If the solution of the differential equation $\frac{dy}{dx}=\frac{(x+y{)}^2}{(x+2)(y-2)}\text{ is }(x+2{)}^m\left(1+\frac{k(y-2)}{x+2}\right)=C{e}^{2\frac{(y-2)}{x+2}}$ where $\mathrm{m},\mathrm{k}\in \mathrm{N}\text{ and }\mathrm{C}$ and C is arbitrary constant then $m+k$ equals.

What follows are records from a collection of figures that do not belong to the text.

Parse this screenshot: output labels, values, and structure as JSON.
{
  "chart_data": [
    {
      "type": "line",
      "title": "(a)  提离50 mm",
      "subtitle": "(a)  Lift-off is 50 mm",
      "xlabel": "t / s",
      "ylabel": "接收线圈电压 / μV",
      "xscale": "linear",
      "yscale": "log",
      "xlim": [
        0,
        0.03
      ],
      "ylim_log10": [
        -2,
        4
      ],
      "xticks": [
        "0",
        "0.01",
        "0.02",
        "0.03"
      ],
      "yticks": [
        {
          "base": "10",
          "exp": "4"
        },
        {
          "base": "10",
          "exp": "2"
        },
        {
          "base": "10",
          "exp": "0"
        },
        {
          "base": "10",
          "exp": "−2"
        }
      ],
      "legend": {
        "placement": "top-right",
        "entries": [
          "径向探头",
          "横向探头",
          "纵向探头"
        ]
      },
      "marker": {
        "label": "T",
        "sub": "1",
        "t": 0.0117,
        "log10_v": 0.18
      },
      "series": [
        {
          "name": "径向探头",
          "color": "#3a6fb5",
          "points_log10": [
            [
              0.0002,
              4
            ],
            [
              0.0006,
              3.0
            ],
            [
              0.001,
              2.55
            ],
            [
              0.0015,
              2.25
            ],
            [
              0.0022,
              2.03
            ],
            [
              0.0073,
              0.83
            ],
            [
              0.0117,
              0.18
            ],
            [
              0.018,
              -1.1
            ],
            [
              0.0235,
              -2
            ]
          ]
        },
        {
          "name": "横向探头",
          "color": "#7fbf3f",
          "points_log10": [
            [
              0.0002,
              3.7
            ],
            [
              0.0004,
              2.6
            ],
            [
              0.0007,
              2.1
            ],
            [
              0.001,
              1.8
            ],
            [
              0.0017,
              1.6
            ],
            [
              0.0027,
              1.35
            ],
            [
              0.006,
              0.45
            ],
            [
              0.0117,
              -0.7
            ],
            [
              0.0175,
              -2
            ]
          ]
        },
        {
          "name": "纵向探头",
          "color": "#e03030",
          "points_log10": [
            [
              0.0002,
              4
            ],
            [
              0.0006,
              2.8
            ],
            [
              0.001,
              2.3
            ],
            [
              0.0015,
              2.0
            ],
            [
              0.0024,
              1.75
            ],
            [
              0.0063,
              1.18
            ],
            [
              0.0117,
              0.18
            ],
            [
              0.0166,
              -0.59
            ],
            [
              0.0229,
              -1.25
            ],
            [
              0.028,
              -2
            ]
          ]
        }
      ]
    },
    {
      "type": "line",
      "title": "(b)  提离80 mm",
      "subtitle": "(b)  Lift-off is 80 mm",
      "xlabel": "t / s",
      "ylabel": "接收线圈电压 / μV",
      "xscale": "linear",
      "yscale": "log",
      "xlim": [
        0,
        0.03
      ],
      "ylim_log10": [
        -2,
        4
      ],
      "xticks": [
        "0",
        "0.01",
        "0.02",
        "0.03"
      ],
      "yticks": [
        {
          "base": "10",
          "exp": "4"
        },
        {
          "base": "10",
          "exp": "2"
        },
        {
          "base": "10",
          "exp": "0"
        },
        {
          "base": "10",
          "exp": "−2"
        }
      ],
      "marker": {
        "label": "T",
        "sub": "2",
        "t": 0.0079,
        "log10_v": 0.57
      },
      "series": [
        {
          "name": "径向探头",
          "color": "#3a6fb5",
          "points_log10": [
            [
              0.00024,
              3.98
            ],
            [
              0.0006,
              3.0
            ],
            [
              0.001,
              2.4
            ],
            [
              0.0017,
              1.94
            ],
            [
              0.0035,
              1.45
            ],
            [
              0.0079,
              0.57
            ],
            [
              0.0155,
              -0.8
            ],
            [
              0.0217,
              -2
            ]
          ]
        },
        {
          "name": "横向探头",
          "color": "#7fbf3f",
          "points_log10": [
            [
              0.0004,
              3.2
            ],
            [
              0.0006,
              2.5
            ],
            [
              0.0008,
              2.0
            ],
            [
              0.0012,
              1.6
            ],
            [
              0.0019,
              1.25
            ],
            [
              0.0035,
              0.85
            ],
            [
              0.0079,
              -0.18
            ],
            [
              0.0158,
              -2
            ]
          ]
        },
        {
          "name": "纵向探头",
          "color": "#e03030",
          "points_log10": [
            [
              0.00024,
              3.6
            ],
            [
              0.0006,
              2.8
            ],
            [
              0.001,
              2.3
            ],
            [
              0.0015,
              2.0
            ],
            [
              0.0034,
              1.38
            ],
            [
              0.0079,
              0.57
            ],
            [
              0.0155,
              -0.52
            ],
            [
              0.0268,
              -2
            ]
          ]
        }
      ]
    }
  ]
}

$\frac{dy}{dx}=\frac{(x+y{)}^2}{(x+2)(y-2)}$

On putting $\mathrm{X}=\mathrm{x}+2\text{ and }\mathrm{Y}=\mathrm{y}-2$ , the given differential equation reduces to 

$\begin{array}{l}\frac{dY}{dX}=\frac{(X-2+Y+2)}{XY}=\frac{(X+Y{)}^2}{XY}\\ \text{ put }Y=VX\Rightarrow \frac{dY}{dX}=V+X\frac{dV}{dX}\\ \Rightarrow V+X\frac{dV}{dX}=\frac{(1+V{)}^2}{V}\\ \Rightarrow \frac{V}{2V+1}dV=\frac{dX}{X}\\ \Rightarrow \left(1-\frac{1}{1+2V}\right)dV=\frac{2dX}{X}\end{array}$

integrating, $\int \left(1-\frac{1}{1+2\mathrm{V}}\right)\mathrm{dV}=\int \frac{2\mathrm{dX}}{\mathrm{X}}$

$\begin{array}{l}\Rightarrow \mathrm{V}-\frac{1}{2}\ln (1+2\mathrm{V})=2\ln \mathrm{X}+\mathrm{C}\\ \Rightarrow {\mathrm{X}}^4\left(1+\frac{2\mathrm{Y}}{\mathrm{X}}\right)={\mathrm{Ke}}^{2\mathrm{Y}/\mathrm{X}}\end{array}$

where, $\mathrm{X}=\mathrm{x}+2,\text{ and }\mathrm{Y}=\mathrm{y}-2\text{ and }\mathrm{m}=4,\mathrm{k}=2$

$\therefore m+k=6$